An die sich verändernden Gewohnheiten der Anwender passen sich die Tricks der Hacker an. Das gilt nicht nur für den Gebrauch von Macs und Smartphones, die eine dankbarere Zielscheibe als PCs darstellen. Phishing-Angriffe etwa machen sich wirtschaftliche Ängste zunutze und verpacken Spionageversuche gerne in Mails, die einen neuen Job versprechen. Eine andere Masche ist das Ausschlachten von Mitleid mit den vielen Opfern von Naturkatastrophen in diesem Sommer. Bei Spendenaufrufen ist jedenfalls Vorsicht geboten. „Vermutlich werden Kriminelle auch die Ölpest im Golf von Mexiko thematisieren, um Malware und Spam zu verbreiten“, argwöhnt SonicWall.

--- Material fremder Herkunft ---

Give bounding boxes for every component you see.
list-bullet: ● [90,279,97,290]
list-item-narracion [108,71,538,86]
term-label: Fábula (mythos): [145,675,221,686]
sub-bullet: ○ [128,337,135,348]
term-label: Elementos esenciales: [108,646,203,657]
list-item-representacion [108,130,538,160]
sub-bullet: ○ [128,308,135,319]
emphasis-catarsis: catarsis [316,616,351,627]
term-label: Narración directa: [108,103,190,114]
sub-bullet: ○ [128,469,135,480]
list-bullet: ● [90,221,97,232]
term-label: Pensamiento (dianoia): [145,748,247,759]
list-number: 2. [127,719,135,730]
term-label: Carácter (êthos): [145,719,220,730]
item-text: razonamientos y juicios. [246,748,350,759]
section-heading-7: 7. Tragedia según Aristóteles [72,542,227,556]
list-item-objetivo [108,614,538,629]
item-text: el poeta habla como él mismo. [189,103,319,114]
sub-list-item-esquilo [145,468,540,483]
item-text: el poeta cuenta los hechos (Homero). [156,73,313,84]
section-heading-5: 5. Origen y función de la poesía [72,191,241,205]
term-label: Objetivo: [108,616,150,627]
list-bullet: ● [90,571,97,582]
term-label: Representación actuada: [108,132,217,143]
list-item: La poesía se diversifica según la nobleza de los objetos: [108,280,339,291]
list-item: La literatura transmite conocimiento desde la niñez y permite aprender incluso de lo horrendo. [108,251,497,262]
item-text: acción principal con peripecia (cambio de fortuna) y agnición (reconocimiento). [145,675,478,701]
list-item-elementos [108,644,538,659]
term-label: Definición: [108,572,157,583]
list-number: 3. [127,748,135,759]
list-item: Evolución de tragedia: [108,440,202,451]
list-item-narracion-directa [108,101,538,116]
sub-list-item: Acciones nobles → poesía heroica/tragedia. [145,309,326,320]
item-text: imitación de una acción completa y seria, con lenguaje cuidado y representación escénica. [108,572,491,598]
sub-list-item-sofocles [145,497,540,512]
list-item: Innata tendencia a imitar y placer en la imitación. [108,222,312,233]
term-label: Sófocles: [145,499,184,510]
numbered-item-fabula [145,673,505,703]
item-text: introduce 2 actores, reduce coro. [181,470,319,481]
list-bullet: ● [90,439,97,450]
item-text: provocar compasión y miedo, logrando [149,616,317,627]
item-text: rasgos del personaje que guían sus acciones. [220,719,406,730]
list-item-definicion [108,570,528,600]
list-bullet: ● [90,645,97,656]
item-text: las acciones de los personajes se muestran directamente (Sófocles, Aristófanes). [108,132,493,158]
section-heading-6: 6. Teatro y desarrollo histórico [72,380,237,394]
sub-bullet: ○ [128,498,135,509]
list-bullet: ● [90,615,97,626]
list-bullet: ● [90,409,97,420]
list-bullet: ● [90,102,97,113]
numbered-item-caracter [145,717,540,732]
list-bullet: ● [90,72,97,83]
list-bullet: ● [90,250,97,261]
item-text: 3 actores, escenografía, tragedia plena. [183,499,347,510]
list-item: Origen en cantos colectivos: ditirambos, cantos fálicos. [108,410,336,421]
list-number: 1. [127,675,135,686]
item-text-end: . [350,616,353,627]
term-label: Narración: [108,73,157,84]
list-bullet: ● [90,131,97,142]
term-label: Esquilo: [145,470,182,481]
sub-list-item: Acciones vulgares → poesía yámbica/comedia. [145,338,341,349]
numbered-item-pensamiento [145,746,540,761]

Immer häufiger geben sich Angreifer als vertrauenswürdige Institutionen aus, um Schadsoftware zu verbreiten. Dann poppen gefälschte Webseiten und diverse Aufforderungen auf, getarnt als Werbung oder Nachrichten von der Bank. Ziel der Angriffe ist das Stehlen von Finanzdaten und persönlichen Informationen. Bereits missbraucht wurde unter anderem der Name von HSBC, PayPal oder der Bank of America, berichtet SonicWall. Ähnlich gelagert sind Betrügereien, die mit gefälschten Anfragen zu Steuerprüfungen, Zahlungsaufforderungen oder der Bitte um Bestätigung des Steuerstatus operieren. Derlei trat zuerst in den USA und Großbritannien zu Tage, mittlerweile grassiert diese Gefahr auch in Indien, Australien, China und Kanada immer häufiger.

„Neue Malware wird sicher Smartphones, VoIP, Macs, soziale Netzwerke und den Adobe Acrobat Reader angreifen“, prognostiziert Boris Yankovsky, Vice President Software Engineering bei SonicWall. „Wir gehen auch davon aus, dass mehr und mehr Hacker Bots nutzen, die mit SpyEye entwickelt wurden.“ Damit gemeint ist ein web-basierendes Toolkit für Verbrecher, die Finanzdaten und anderer Informationen habhaft werden wollen.